Even in the teeming, bustling America of that day a doubt sometimes slid across men’s minds as to whether it might not all be an illusion. Such a doubt found expression, for instance, in an 1847 essay on “Shadows” by the successful New York banker and Knickerbocker writer Henry Cary (“John Waters”), but that may have been no more than the expression of a momentary weariness with the passing show.102 A deeper note sounds in an incomparably greater New Yorker, Herman Melville, whose outcast Ishmael arrived at his doubts and convictions from something other than fashionable epicureanism:
Methinks that what they call my shadow here on earth is my true substance. Methinks that in looking at things spiritual, we are too much like oysters observing the sun through the water, and thinking that thick water the thinnest of air. Methinks my body is but the lees of my better being. In fact take my body who will, take it I say, it is not me.103
On the basis of her experience Mrs. Glover may well have suspected that life in matter is but a play of shadows. Yet from all she wrote in these years it is evident that she never doubted the existence of a world of absolute, indestructible values, usually envisioned in orthodox terms of a heavenly hereafter but undoubtedly sensed at times as the spiritual dimension of present experience.

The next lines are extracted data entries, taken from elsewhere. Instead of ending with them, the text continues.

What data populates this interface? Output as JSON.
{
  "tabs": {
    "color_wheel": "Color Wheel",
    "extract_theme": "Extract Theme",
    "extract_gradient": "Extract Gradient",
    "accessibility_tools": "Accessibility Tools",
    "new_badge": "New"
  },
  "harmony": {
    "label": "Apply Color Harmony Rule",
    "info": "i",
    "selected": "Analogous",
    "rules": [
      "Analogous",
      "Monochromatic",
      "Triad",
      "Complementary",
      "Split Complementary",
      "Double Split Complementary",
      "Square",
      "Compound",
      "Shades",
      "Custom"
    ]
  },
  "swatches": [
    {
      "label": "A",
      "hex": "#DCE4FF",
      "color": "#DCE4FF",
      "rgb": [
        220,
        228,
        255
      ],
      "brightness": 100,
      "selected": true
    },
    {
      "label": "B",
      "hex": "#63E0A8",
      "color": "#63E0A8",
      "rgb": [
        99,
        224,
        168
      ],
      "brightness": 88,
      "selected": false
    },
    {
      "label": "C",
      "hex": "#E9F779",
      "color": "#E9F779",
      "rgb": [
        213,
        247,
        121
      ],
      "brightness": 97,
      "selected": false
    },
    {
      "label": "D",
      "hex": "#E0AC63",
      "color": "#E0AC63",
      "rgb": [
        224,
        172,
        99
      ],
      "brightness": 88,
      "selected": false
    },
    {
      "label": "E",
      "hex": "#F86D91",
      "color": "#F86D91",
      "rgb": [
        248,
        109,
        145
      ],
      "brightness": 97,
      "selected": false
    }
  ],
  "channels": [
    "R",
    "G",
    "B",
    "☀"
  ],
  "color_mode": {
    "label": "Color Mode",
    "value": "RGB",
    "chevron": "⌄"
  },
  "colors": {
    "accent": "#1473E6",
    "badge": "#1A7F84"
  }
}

In the same year as Cary’s article, The Covenant announced in April that its next issue would contain an article entitled “The Immortality of the Soul” by Mrs. M. Glover “written in the pure and chaste style ● ● ●
102 [ John Waters (Henry Cary), “Shadows,” The Knickerbocker, September 1847, pp. 221–224.]
↑103 Herman Melville, “Chapel,” chap. 7 in Moby-Dick; Or, The Whale (New York: Harper and Brothers, 1851). Cf. the conversation between Pierre and Isabel in Pierre:
“It is the law.”
“What?”
“That a nothing should torment a nothing; for I am a nothing. It is all a dream—we dream that we dreamed we dream.”
Herman Melville, Pierre; Or, The Ambiguities (New York: Harper and Brothers, 1852), p. 372.